City oder Liverpool – Die Ausgangslage im hochkarätigen Titelfight
England 16.März.2019 Werner Sonnleitner 1
In der englischen Premier League steigt am Wochenende in einer Rumpfrunde Spieltag Nummer 31. Vorne spitzt sich der Zweikampf um die begehrte „Silverware“ weiter zu. Ist der Titelkampf spannend wie nie? Vielleicht, doch ist dies eher Ansichtssache – Spannung definiert sich auch stark subjektiv durch die individuelle Fanbrille. Außerdem gibt es immer wieder enge Duelle auf Augenhöhe. Ist der Titelkampf hochkarätig wie noch nie, seit es die Premier League gibt? Absolut – das belegen nämlich auch die Zahlen! Noch nie standen nach dreißig Spieltagen zwei Teams bei mehr als siebzig Punkten.

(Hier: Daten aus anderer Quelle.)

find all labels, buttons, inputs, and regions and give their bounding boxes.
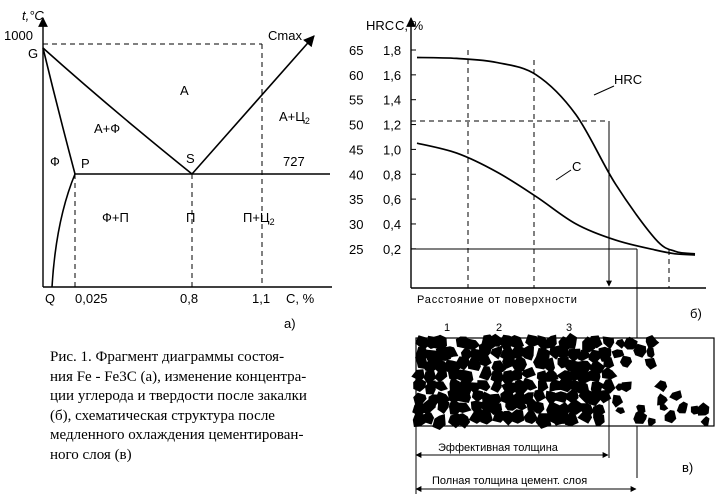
tick-hrc: 55 <box>349 92 364 108</box>
line-PQ <box>52 174 75 287</box>
tick-c: 1,8 <box>383 43 402 58</box>
region-A-F: А+Ф <box>94 121 121 136</box>
label-full: Полная толщина цемент. слоя <box>432 475 588 487</box>
tick-c: 0,4 <box>383 216 402 232</box>
zone-label-3: 3 <box>566 322 573 334</box>
region-P-C2: $П+Ц_2$ <box>243 210 275 227</box>
diagram-fe-fe3c <box>4 8 332 331</box>
caption-line: (б), схематическая структура после <box>50 407 275 424</box>
tick-11: 1,1 <box>252 291 271 306</box>
curve-label-hrc: HRC <box>614 72 643 87</box>
label-727: 727 <box>283 154 305 169</box>
curve-c <box>417 143 695 255</box>
label-effective: Эффективная толщина <box>438 442 558 454</box>
tick-hrc: 65 <box>349 43 364 58</box>
curve-hrc <box>417 58 695 254</box>
label-hrc-axis: HRC <box>366 18 395 33</box>
axis-t-label: t,°C <box>22 8 44 23</box>
tick-c: 1,2 <box>383 117 402 133</box>
point-S: S <box>186 151 195 166</box>
tick-c: 1,0 <box>383 142 402 158</box>
tick-c: 1,4 <box>383 92 402 108</box>
leader-hrc <box>594 86 614 95</box>
tick-08: 0,8 <box>180 291 199 306</box>
tick-0025: 0,025 <box>75 291 108 306</box>
zone-label-2: 2 <box>496 322 503 334</box>
tick-hrc: 35 <box>349 192 364 208</box>
grain <box>566 333 578 349</box>
tick-hrc: 30 <box>349 216 364 232</box>
region-P: П <box>186 210 196 225</box>
structure-cemented-layer <box>411 322 714 494</box>
caption-line: ния Fe - Fe3C (а), изменение концентра- <box>50 368 307 385</box>
label-c-axis: C, % <box>395 18 424 33</box>
label-cmax: Cmax <box>268 28 302 43</box>
panel-b: б) <box>690 306 702 321</box>
point-G: G <box>28 46 39 61</box>
tick-c: 1,6 <box>383 67 402 83</box>
caption-line: Рис. 1. Фрагмент диаграммы состоя- <box>50 349 285 365</box>
caption-line: ного слоя (в) <box>50 446 132 463</box>
region-A: A <box>180 83 189 98</box>
panel-a: а) <box>284 316 296 331</box>
panel-c: в) <box>682 460 694 475</box>
tick-hrc: 40 <box>349 167 364 183</box>
figure-caption <box>50 348 368 465</box>
region-F: Ф <box>50 154 60 169</box>
tick-hrc: 50 <box>349 117 364 133</box>
tick-hrc: 25 <box>349 241 364 257</box>
region-A-C2: $А+Ц_2$ <box>279 109 310 126</box>
caption-line: медленного охлаждения цементирован- <box>50 427 304 443</box>
zone-label-1: 1 <box>444 322 451 334</box>
tick-c: 0,6 <box>383 192 402 208</box>
curve-label-c: C <box>572 159 582 174</box>
leader-c <box>556 170 571 180</box>
line-GS <box>43 48 192 174</box>
tick-hrc: 45 <box>349 142 364 158</box>
region-F-P: Ф+П <box>102 210 129 225</box>
point-P: P <box>81 156 90 171</box>
caption-line: ции углерода и твердости после закалки <box>50 388 307 404</box>
tick-1000: 1000 <box>4 28 33 43</box>
point-Q: Q <box>45 291 56 306</box>
axis-c-label: C, % <box>286 291 315 306</box>
tick-c: 0,8 <box>383 167 402 183</box>
tick-c: 0,2 <box>383 241 402 257</box>
xlabel-b: Расстояние от поверхности <box>417 294 578 306</box>
tick-hrc: 60 <box>349 67 364 83</box>
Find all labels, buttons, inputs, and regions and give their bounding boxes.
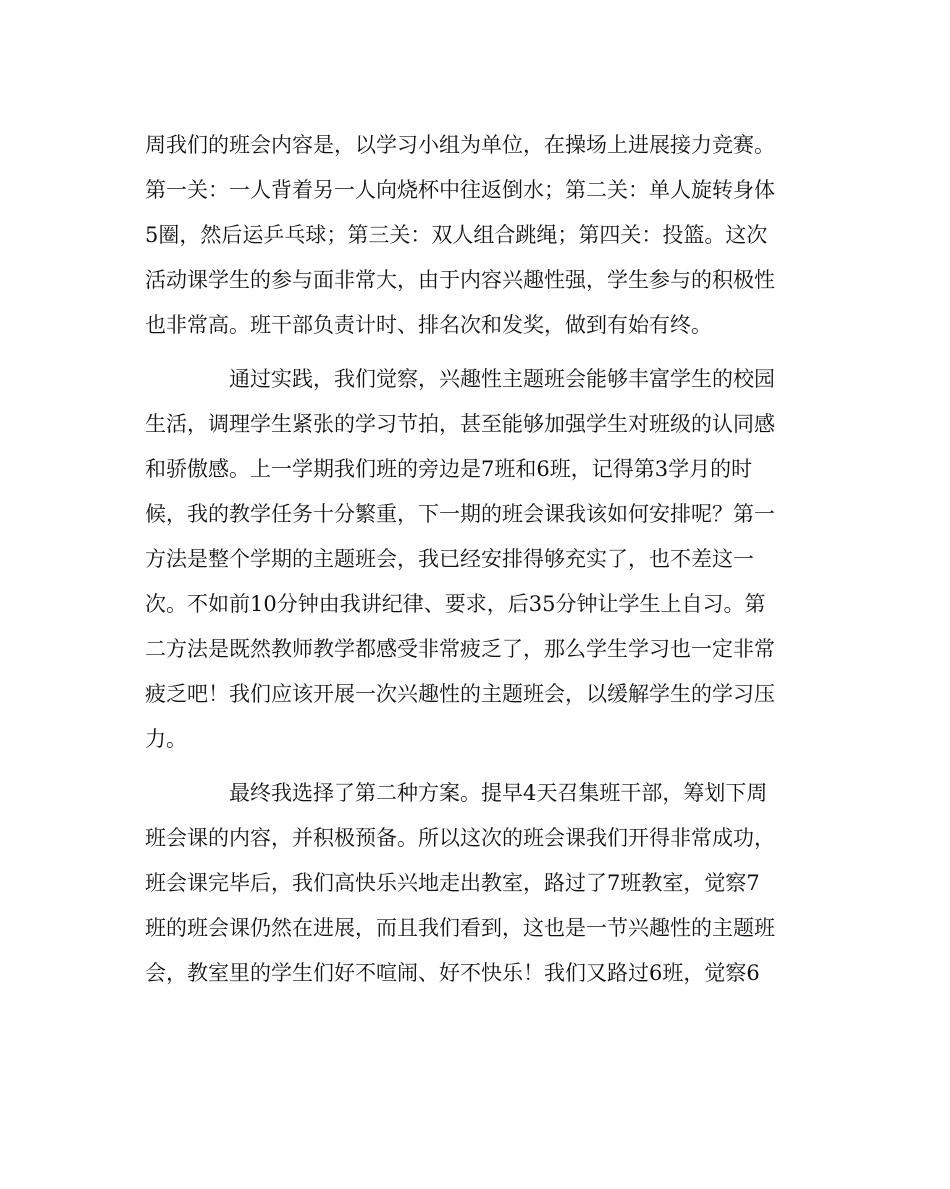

Da wir jetzt noch einen im FA-Cup-Frühjahr raren Zeitpunkt haben – an dem alle Mannschaften gleich viele Partien absolvierten – sezieren wir die Chancen der beiden Titelkandidaten, samt Ausgangslage und Erwartungshaltung.
Was sagt das Archiv?
Am Sonntagnachmittag können sich die „Reds“ die Tabellenführung vom amtierenden Meister Manchester City – zumindest vorübergehend – zurückholen. Dann legt der FC Liverpool bei Fulham vor, während das Manchester-Derby wegen deren FA-Cup-Verpflichtungen in den April verlegt wurde. Mit den bis dato bereits 73 gesammelten Punkten – einem Schnitt von 2,43 je Spiel – sorgen die „Roten“ für ein Novum. Der FC Liverpool ist die erste Mannschaft, die mit mehr als 70 Zählern nach 30 Spieltagen nicht Tabellenführer ist. Mit nur einer Niederlage nicht ganz oben zu stehen, „passierte“ übrigens schon den „Gunners“ in der Saison 2007/08, da sorgten zehn Unentschieden ebenfalls für Platz zwei.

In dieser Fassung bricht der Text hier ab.